Ekologi media merupakan bidang studi yang melihat media sebagai lingkungan atau ekosistem, yang ikut berperan dalam membentuk kehidupan dan budaya manusia (Lum, 2000). Tidak hanya menyebabkan perubahan, namun sebaliknya saling mempengaruhi satu sama lain, dinamika sosial budaya juga bisa membuat perubahan terhadap lingkungan media tersebut. Neil Postman, selain melihat perkembangan teknologi sebagai trade-off juga menegaskan bahwa datangnya teknologi tidak menambah sesuatu yang baru pada kehidupan sosial. Namun, datangnya teknologi bersifat ekologis, yaitu mengubah lingkungan secara menyeluruh. Berdasarkan ini, kasus pekerjaan kreatif yang hilang karena AI akan kembali mendefinisikan bagaimana ekosistem industri media di masa depan. Akankah AI dimanfaatkan dengan total atau masih dibutuhkan seniman professional untuk mengkurasi konten yang ada? Adakah pekerjaan yang lebih 'kreatif' dari pekerjaan kreatif?

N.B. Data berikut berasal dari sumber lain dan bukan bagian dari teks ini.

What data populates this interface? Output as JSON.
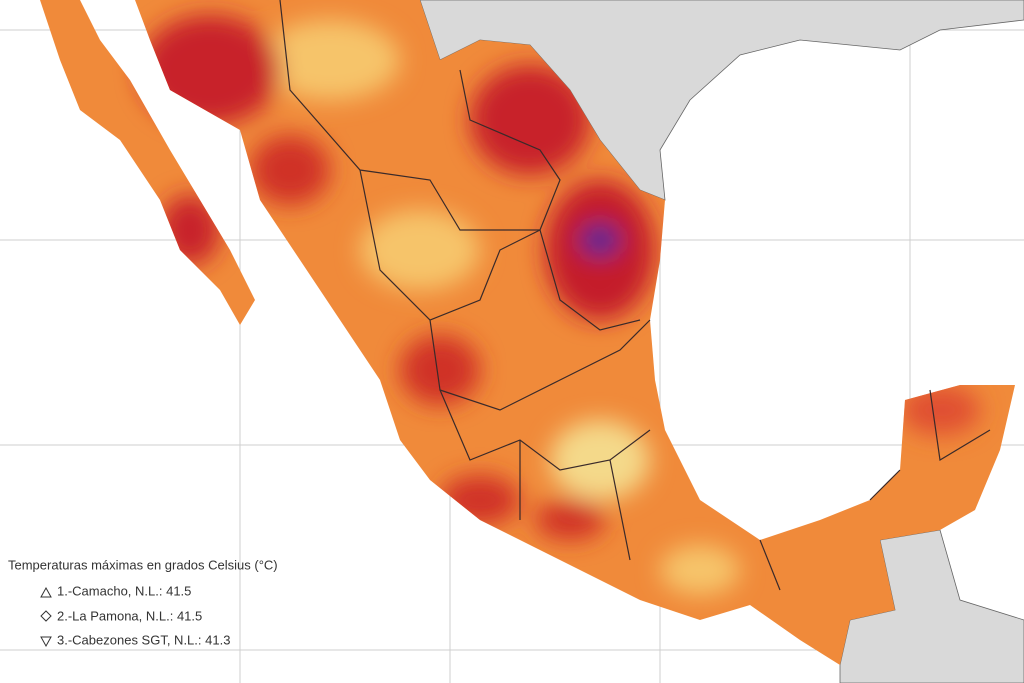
{
  "legend": {
    "title": "Temperaturas máximas en grados Celsius (°C)",
    "entries": [
      "1.-Camacho, N.L.: 41.5",
      "2.-La Pamona, N.L.: 41.5",
      "3.-Cabezones SGT, N.L.: 41.3"
    ]
  }
}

Adanya teknologi baru, memang bentuk pekerjaan baru akan pasti muncul, kesempatan baru muncul, ekosistem baru muncul. Namun seiring dengan itu, kita juga perlu memastikan bahwa dampak sosial dan ekonomi yang ditimbulkan dapat dikelola dengan bijak. Teknologi membawa kemajuan, efisiensi, dan kenyamanan, namun juga menghadirkan tantangan baru, seperti hilangnya pekerjaan akibat otomatisasi dan munculnya generative AI yang mengancam profesi kreatif. Teknologi komunikasi yang berkembang pesat memberikan kemudahan dalam hubungan antar manusia, namun di sisi lain, kemajuan teknologi industri juga dapat menghilangkan pekerjaan tradisional yang dulunya menjadi sumber mata pencaharian bagi banyak orang. Ini menciptakan sebuah pertukaran atau trade-off, sebagaimana yang dipaparkan oleh Postman, di mana teknologi memberikan satu hal namun juga mengambil hal lainnya.
Referensi
CNN Indonesia. (2023). Kerjaan Apa Saja yang Bisa Digusur AI? Pakar Ungkap Fakta Getir. CNNIndonesia.Com.
Floretta, J. (2024). Nasib di Ujung Tanduk Para Pekerja Seni Inisiasi Gerakan 'Tolak Gambar AI.' Magdelene.Co.
Franedya, R. (2019). Duh, Robot Bakal Hapus 20 Juta Pekerjaan di Sektor Manufaktur. CNBCIndonesia.Com.
Haslih, F. (2023). Gawatnya Disrupsi Gen-AI bagi Para Pekerja Industri Kreatif. Remotivi.
Lum, C. M. K. (2000). Introduction: The intellectual roots of media ecology. New Jersey Journal of Communication, 8(1).